1835 appointed him to his former teacher, Professor Johann Franz Encke astronomy, as assistants to the outskirts newly built Berlin Observatory. There bile worked the next 16 years, where he especially a Fraunhofer refractor with 9 inch ( 22.5 cm) unused opening. In 1838 he discovered an inner dark ring of Saturn. From 1839 to 1840, he discovered three new comets. 1845 doctorate bile Dr. phil .. In the thesis he had dealt with the records of the Dane Ole Rømer to star positions.

On the morning of September 23, 1846, he received a letter from the French Urbain Le Verrier, who had examined the perturbations of Uranus. Le Verrier deduced from the position of a yet undiscovered planet and asked bile, scan the appropriate part of the sky. That same night, Galle discovered with the assistance of his assistant Heinrich Louis d'Arrest, only 1 ° away from the calculated position, an 8th mag star, who was not listed in the Berlin Academic star map. In the following night, a proper motion of the celestial body of 4 arcsec could be measured, so that the planets property was flawless. Galle declined, however, from always to be regarded as the discoverer of Neptune later called planet; he said to the discovery of Le Verrier.

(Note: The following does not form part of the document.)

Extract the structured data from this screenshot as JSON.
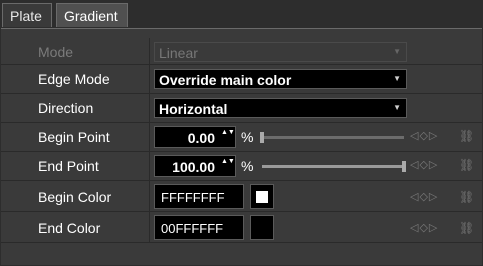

1847 Galle was chosen as successor to Friedrich Wilhelm Bessel as director of the observatory Königsberg. Before the already possessed by Friedrich Wilhelm IV appointment was effective bile entered the beginning of 1848 back to one of Carl Gustav Jacob Jacobi proceedings against him intrigue of the application.

1851 Galle went to Breslau, where he was first head of the local observatory and in 1856 was appointed professor of astronomy at the Silesian Friedrich Wilhelm University in Breslau. There he was over 45 years working. For the academic year 1875/76 he was appointed rector gewählt.In this time he sat down with the precise orbit determination of planets apart and developed methods for determining the height of the aurora and the track of meteors and summarized the data of all observed comets to 1894 in a work together. In addition, he was concerned with the magnetism of the earth and the climatology. In total, he has published over 200 works.

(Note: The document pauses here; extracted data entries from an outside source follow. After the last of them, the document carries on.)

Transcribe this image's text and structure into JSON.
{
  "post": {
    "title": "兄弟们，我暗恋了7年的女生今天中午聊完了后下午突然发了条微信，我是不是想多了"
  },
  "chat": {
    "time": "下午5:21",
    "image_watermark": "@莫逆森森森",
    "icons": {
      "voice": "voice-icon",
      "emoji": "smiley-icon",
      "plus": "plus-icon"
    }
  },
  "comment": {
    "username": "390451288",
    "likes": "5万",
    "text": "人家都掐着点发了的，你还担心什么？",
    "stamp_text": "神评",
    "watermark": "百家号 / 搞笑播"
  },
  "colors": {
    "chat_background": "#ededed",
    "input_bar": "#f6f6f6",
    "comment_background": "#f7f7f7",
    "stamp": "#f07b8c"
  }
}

1897 moved to Potsdam Galle, where he died at the age of 98 years. He left behind his wife and two sons, Andrew and George Galle ( 1860-1946 ).

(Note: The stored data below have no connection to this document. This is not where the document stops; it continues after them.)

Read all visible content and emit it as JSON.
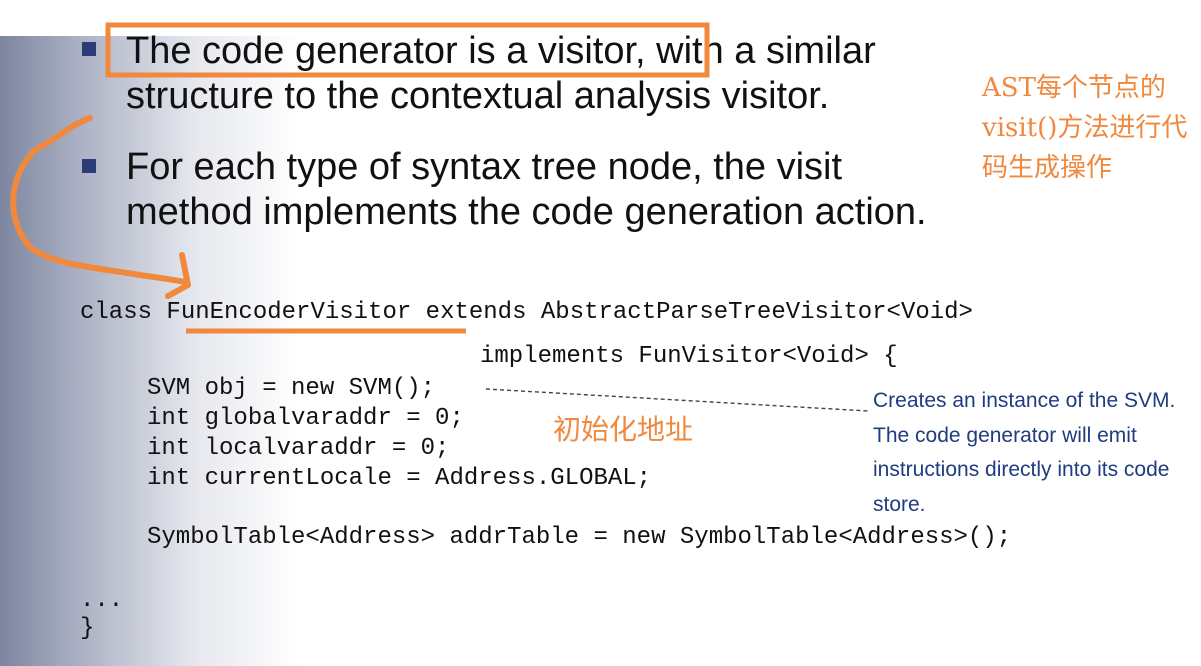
{
  "bullets": [
    {
      "line1": "The code generator is a visitor, with a similar",
      "line2": "structure to the contextual analysis visitor."
    },
    {
      "line1": "For each type of syntax tree node, the visit",
      "line2": "method implements the code generation action."
    }
  ],
  "code": {
    "line1_prefix": "class ",
    "line1_class": "FunEncoderVisitor",
    "line1_suffix": " extends AbstractParseTreeVisitor<Void>",
    "line2": "implements FunVisitor<Void> {",
    "line3": "SVM obj = new SVM();",
    "line4": "int globalvaraddr = 0;",
    "line5": "int localvaraddr = 0;",
    "line6": "int currentLocale = Address.GLOBAL;",
    "line7": "SymbolTable<Address> addrTable = new SymbolTable<Address>();",
    "line8": "...",
    "line9": "}"
  },
  "annotations": {
    "right_note": "AST每个节点的visit()方法进行代码生成操作",
    "init_note": "初始化地址",
    "svm_note": "Creates an instance of the SVM. The code generator will emit instructions directly into its code store."
  },
  "colors": {
    "highlight": "#f0883e",
    "bullet": "#2b3c78",
    "note_text": "#1f3c80"
  }
}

Bile was Buried in the Protestant Mary Magdalene Cemetery on Stone Street (Polish: ul Kamienna ) in Wroclaw, which was eliminated in 1967.

Honors

For the discovery of Neptune, he received from the King of Prussia the Red Eagle and the King of France appointed a Knight of the Legion of Honour. He was a member of the Royal Bavarian Academy of Sciences and the British Royal Astronomical Society. The Naturalist Society to Emden took Galle in 1859 as a corresponding honorary member of their society. The city Graefenhainichen erected a monument to him in 1977.

Named after him are Galle ( crater), Galle ( Martian crater ), a planetary ring of Neptune and the asteroid ( 2097 ) Galle.